惊堂木起,京兆府台周震一锤定音:“既然事情都查清楚了,这周姑娘是受人挑唆,而陈姑娘之所以如此遭遇,是识人不清,而且这起案件也没有造成什么重大的人员伤亡,便,就此结案吧!”
顾卫风长舒一口气。
周慕琪又换上了得意的神色。
冯葭脸上没什么波澜,倒是陈央央一脸可惜。
周震又道:“当然,为了避免往后还有这样的事情发生,顾先生,还是要对学生多关心关心的呐!”
“这是自然!”顾卫风笑着拱了拱手。
“既然如此,那二人便握手言和吧!”
言罢,众人俯身,大喊:“周大人英明!周大人威武!”
在一声声的虚假追捧中,周震挂着满意的笑容,飘飘然的下了堂。
众人如群鸟散去。
冯葭与陈央央一道走出京兆府衙门,陈央央道:“可惜,没有将这周慕琪绳之以法!”
“也并非全无收获。”
陈央央面露不解。
冯葭慢慢道:“起码你知道了,你现在的母亲和姐姐,是个什么样的人了不是吗?”
陈央央一怔,然后重重点头。
“你知道怎么对付她们了吗?”
陈央央再次点头,这一次的语气却非常坚定:“不要犯蠢,不可轻信他人,也要对那些人够狠!让她们都怕我!不敢欺负我!”
冯葭嘴角扬起一抹浅笑,轻轻点了一下她的额头:“聪明。”
因为这句夸奖,陈央央只觉得心里头生出一丝暖意,那暖意一点点升上来,蔓延到四肢百骸,她不由自主地绽放出一个大大的微笑,虽然笑起来还是傻乎乎的,可却格外真诚。
“对了,你今日说周慕琪害死了一个学生?”
陈央央收了笑,脸上也凝重起来,点头道:“她叫陆覃。”
“她是一个什么样的人?”
陈央央回忆了一下道:“陆覃是个贫苦人家的孩子,自小父母双亡,只有一个比他大三岁的哥哥相依为命。陆覃也是个非常有天赋的人,大抵是因为这个原因,她被哥哥送进了顾家私塾,想让她走官途。”

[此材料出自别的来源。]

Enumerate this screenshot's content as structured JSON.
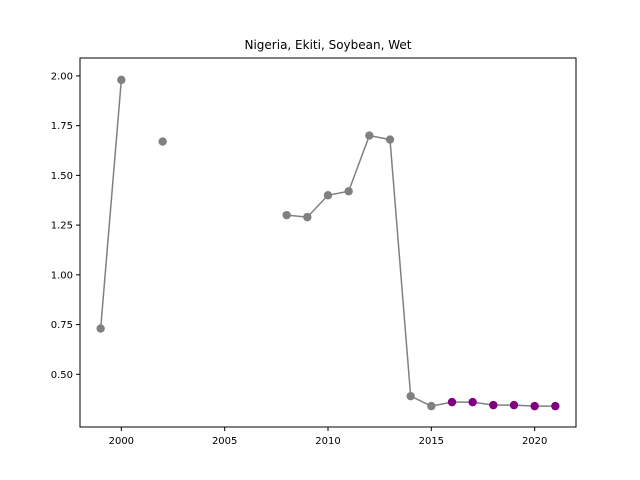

“我听说她哥哥是天润酒楼的跑堂,赚的都是辛苦钱,所以陆覃非常懂事,只要看到她时,她就是在温书,课业名列前茅,就连一向以严苛着称的杜先生,对她也多为赞美,”顿了顿,陈央央惋惜道:“陆覃参加了太学的选拔考试,甚至已经拿到了入门资格,可就在要进太学的前一天,她被发现,死在了私塾九连廊那边的枯井里!”
“后来大理寺的人来了,说陆覃是自己投井的!”
陈央央皱眉摇头,“可是兰昭姐姐,我不相信!她那么努力的学习,不就是为了以后走官途吗?她已经拿到了太学的入学资格,试问,一个有着大好前途的人,为何自尽?”
“那你为什么说是周慕琪害死了她?”
“因为……陆覃死的前一天,我曾经在书院的隐蔽处看到,周慕琪正在对陆覃施暴!”